Abstract 4370283: Real-World Effectiveness of GLP-1 Receptor Agonists on Clinical Outcomes in Patients with Heart Failure with Preserved Ejection Fraction (HFpEF).
Kalapura, C; Shin, J; Mentz, R; Greene, S; Mac Grory, B; Li, F; Lusk, J; Obrien, E
Published in: Circulation
Multiple clinical trials have demonstrated that glucagon-like peptide 1 receptor agonists (GLP-1 Ras) improve symptoms, physical function, and potentially reduce hospitalizations in selected populations with HFpEF. However, the effectiveness of GLP-1 RAs in real-world populations with HFpEF is not well-characterized.
To evaluate the association between GLP-1 RA use and clinical outcomes in patients with HFpEF using real-world data.

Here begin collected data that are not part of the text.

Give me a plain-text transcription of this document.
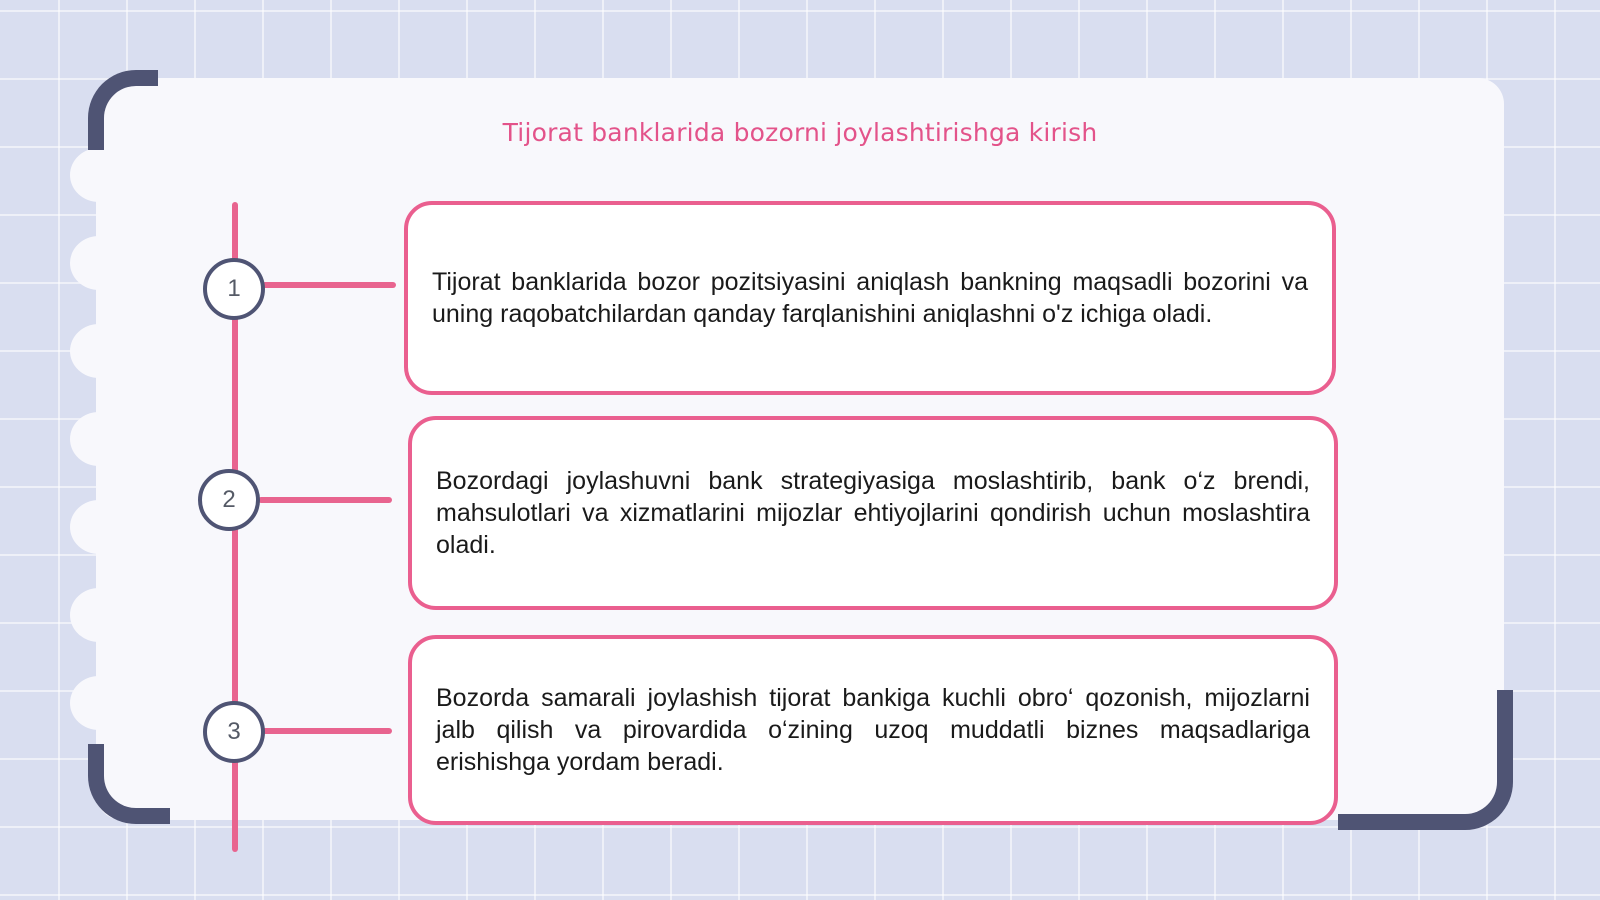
Tijorat banklarida bozorni joylashtirishga kirish
1	Tijorat banklarida bozor pozitsiyasini aniqlash bankning maqsadli bozorini va uning raqobatchilardan qanday farqlanishini aniqlashni o'z ichiga oladi.
2
Bozordagi joylashuvni bank strategiyasiga moslashtirib, bank o‘z brendi, mahsulotlari va xizmatlarini mijozlar ehtiyojlarini qondirish uchun moslashtira oladi.
3
Bozorda samarali joylashish tijorat bankiga kuchli obro‘ qozonish, mijozlarni jalb qilish va pirovardida o‘zining uzoq muddatli biznes maqsadlariga erishishga yordam beradi.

We used a target trial emulation framework and Truveta data to evaluate real-world GLP-1 effectiveness in new users with a HFpEF encounter from 2009 to 2024. Patients with HFpEF were included in two cohorts based on first-time initiation of (1) antiobesity medications (AOM) in individuals with or without obesity, and (2) antidiabetes medications (ADM) in individuals with or without diabetes. Overlap was possible, but each cohort was analyzed independently to address different clinical contexts. Our primary outcome was time to first occurrence of a composite endpoint (HF hospitalization, urgent HF encounter, or CV death within 1 year). Cox proportional hazards models were used to estimate the relative event hazards for GLP-1 RA users vs. several comparator groups for AOM [bupropion-naltrexone (BN), phentermine-topiramate (PT)] and ADM [DPP4i and SGLT2i].
Of 107,252 patients with HFpEF, 68,691 patients (64.0%) were included in the AOM subset [(mean BMI 36.7; 37,962 on GLP1RA (55.3%)], and 38,561 patients (36.0%) met criteria for ADM cohort [12,888 on GLP1RA (33.4%)]. In the AOM population, the unadjusted hazard of the composite endpoint was lower in the GLP-1RA population in comparison to the BN [HR 1.67 (95% CI: 1.63-1.71), p = 0] and PT [HR 1.48 (95% CI: 1.44-1.53), p <0.0001] populations over the one-year follow-up period (Figure 1). In the ADM population, the unadjusted hazard rates were similar across GLP-1RA, SGLT-2i [HR =1.01 (95% CI: 0.97-1.05), p = 0.697], and DPP-4i [HR = 1.04 (95% CI: 1.0-1.08), p = 0.0398] users over the one year (Figure 2). Analyses of fully adjusted models are ongoing and will be presented at the meeting.
Among patients with HFpEF, the use of GLP-1 RA in the context of obesity treatment was associated with a reduced unadjusted incidence of cardiovascular events, suggesting that efficacy observed in clinical trials may generalize to effectiveness in routine clinical practice.